Evans brings all his formidable skill as a poet to a remarkably diverse examination of the topic, at once deeply thoughtful, comfortingly familiar, and perceptively humorous. This mastery of form is continued in the second part of the collection, a miscellany of subjects united by the skill and insight of an accomplished poet.
A play in one act by poet and playwright, Jack Farrugia.
While racing to receive medical attention, two brothers, long disconnected by time and circumstance, confront a shared history and discover the reality of an unknown present.
Salt Flats in Heaven is an exploration of male tenderness and violence, anger and forgiveness. In this tense tragicomedy, Farrugia exposes the wrenching difficulties of two men striving to find and accomplish their purpose.
Rural Ecologies is a collection of haiku united by their subject matter: a love of the natural world and the wonder it inspires. Michael J. Leach embraces contemporary practice in writing these short, contemplative verses 'in the spirit of haiku' rather than trying to contort each poem into three lines while pretending that English syllables can be considered Japanese morae.
This is a thoughtful, sometimes playful, collection that celebrates the resonance of the momentary.
Corollary is a wildly ambitious collection of poems by young Nigerian poet, Anthony Ogbonnaya Chukwu. He retells the history of our cosmos and our species, translating the scientific knowledge of the physical into the personal and metaphysical language of poetry and religion.

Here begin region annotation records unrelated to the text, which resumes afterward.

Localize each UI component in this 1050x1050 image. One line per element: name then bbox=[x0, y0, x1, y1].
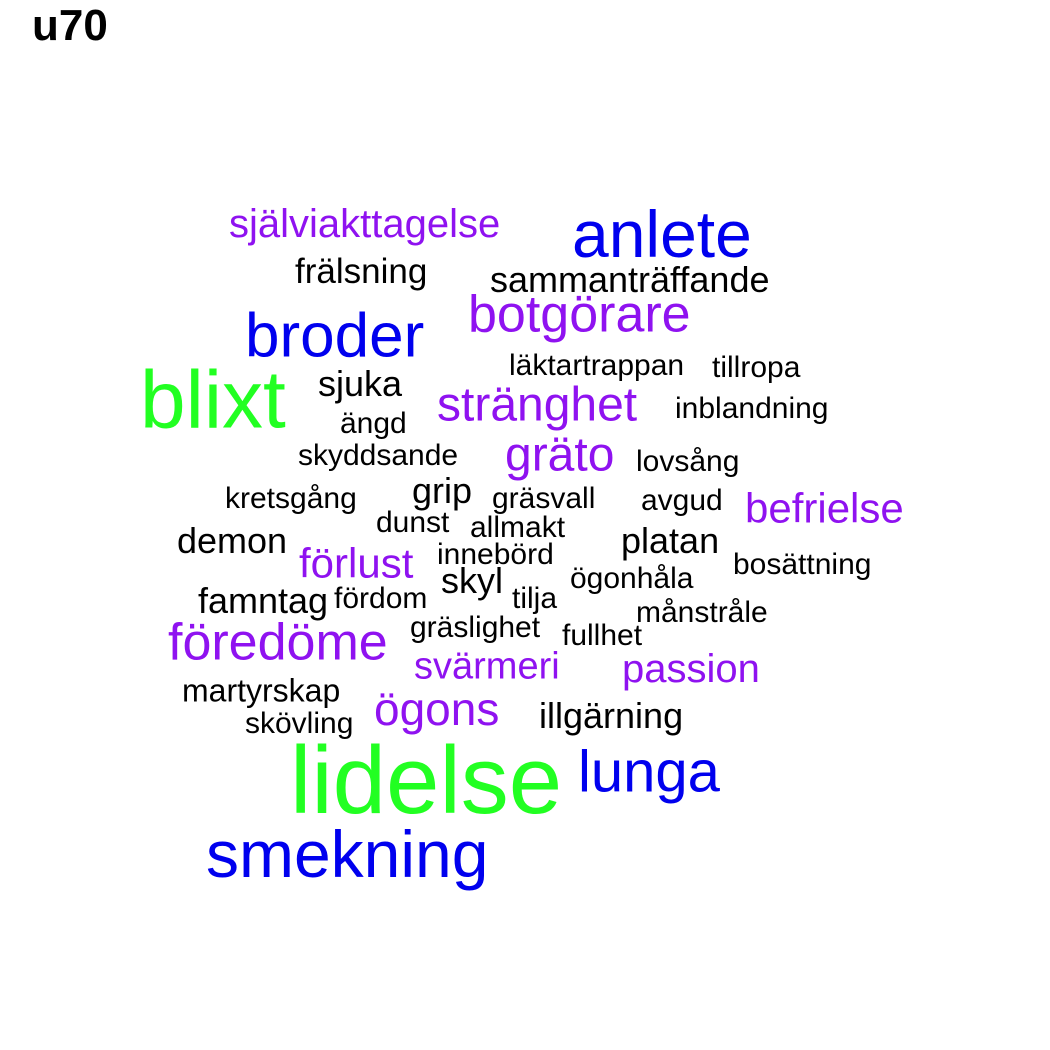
cloud-word: bosättning bbox=[733, 548, 872, 581]
cloud-word: sammanträffande bbox=[490, 259, 770, 301]
cloud-word: föredöme bbox=[168, 613, 388, 672]
cloud-word: läktartrappan bbox=[509, 349, 685, 382]
cloud-word: skyddsande bbox=[298, 439, 459, 472]
cloud-word: tillropa bbox=[712, 351, 801, 384]
cloud-word: ängd bbox=[340, 407, 407, 440]
cloud-word: gräsvall bbox=[492, 482, 596, 515]
cloud-word: grip bbox=[412, 470, 473, 512]
cloud-word: befrielse bbox=[745, 484, 904, 532]
cloud-word: ögonhåla bbox=[570, 562, 694, 595]
cloud-word: gräto bbox=[505, 428, 615, 482]
cloud-word: famntag bbox=[198, 580, 329, 622]
cloud-word: skövling bbox=[245, 707, 354, 740]
cloud-word: illgärning bbox=[539, 695, 684, 737]
cloud-word: förlust bbox=[299, 539, 414, 587]
cloud-word: avgud bbox=[641, 484, 723, 517]
cloud-word: anlete bbox=[572, 197, 752, 272]
cloud-word: lunga bbox=[578, 739, 720, 805]
cloud-word: sjuka bbox=[318, 363, 403, 405]
cloud-word: blixt bbox=[140, 354, 286, 446]
cloud-word: svärmeri bbox=[414, 645, 560, 688]
cloud-word: tilja bbox=[512, 582, 558, 615]
cloud-word: allmakt bbox=[470, 511, 566, 544]
cloud-word: gräslighet bbox=[410, 611, 541, 644]
cloud-word: fördom bbox=[334, 582, 428, 615]
cloud-word: skyl bbox=[441, 560, 503, 602]
cloud-word: smekning bbox=[206, 817, 489, 892]
cloud-title: u70 bbox=[32, 1, 108, 50]
cloud-word: inblandning bbox=[675, 392, 829, 425]
cloud-word: botgörare bbox=[468, 285, 691, 344]
cloud-word: passion bbox=[622, 647, 760, 691]
cloud-word: ögons bbox=[374, 683, 500, 736]
cloud-word: innebörd bbox=[437, 538, 554, 571]
cloud-word: frälsning bbox=[295, 252, 428, 291]
cloud-word: kretsgång bbox=[225, 482, 357, 515]
cloud-word: stränghet bbox=[437, 378, 638, 432]
cloud-word: dunst bbox=[376, 506, 450, 539]
cloud-word: platan bbox=[621, 520, 720, 562]
cloud-word: demon bbox=[177, 520, 288, 562]
cloud-word: martyrskap bbox=[182, 672, 341, 709]
cloud-word: fullhet bbox=[562, 619, 643, 652]
cloud-word: själviakttagelse bbox=[229, 202, 501, 246]
cloud-word: lidelse bbox=[290, 727, 563, 835]
cloud-word: månstråle bbox=[636, 596, 768, 629]
cloud-word: lovsång bbox=[636, 445, 740, 478]
cloud-word: broder bbox=[245, 301, 425, 371]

Chukwu explores and celebrates the contradiction of our continuing primitiveness and our grandiose learning: "... we brought/the moon to our soles..."; the hubris of our ambitions and our ultimate fate: "How fascinating it will be that those who/were champions here... melted by the rays of the light"; the connection of our individuality with the enormousness of space: "When light was/created early/today,it did not find its way hard/in locating me".
Chukwu examines his world unflinchingly - "They burnt a young woman to a cinder/in Nigeria for allegedly crossing their red lines..." - but with enormous sympathy and quiet humour as his poems progress from the creation of our world to the appearance of our species. The final piece, a prose poem, uses the image of a fisherman lost in a storm to encapsulate our destiny. "This is how the
gathering is made to think about the present: the man, and what has happened".

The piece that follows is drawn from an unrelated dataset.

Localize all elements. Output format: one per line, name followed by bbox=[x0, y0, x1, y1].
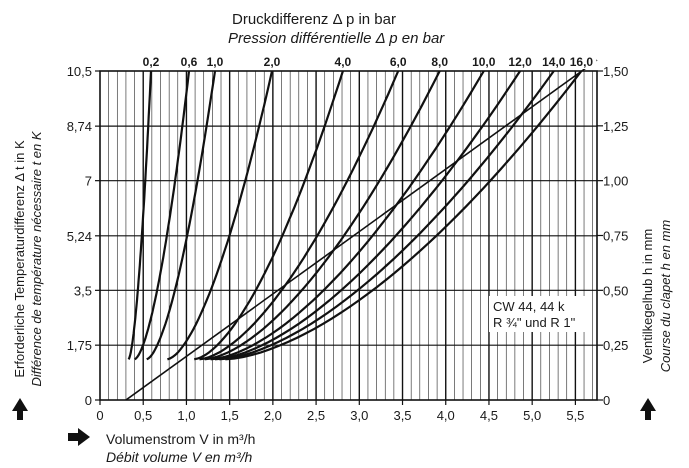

In this thoughtful, confronting collection, Letizia faces life in the bleak, hard winters of the Northeastern United States, an environment which forces its people to acknowledge oblivion and to look for meaning in the experience. If meaning is often out of reach, the poet still looks to build, love, create, teach, learn and to record the effort, facing down oblivion "perhaps out of instinct, habit, conditioning, or simply because there is nothing else to do".
This collection is not a record of triumph, but a record of resilience and the of the moments when life lived in knowledge of oblivion still masters it, however briefly.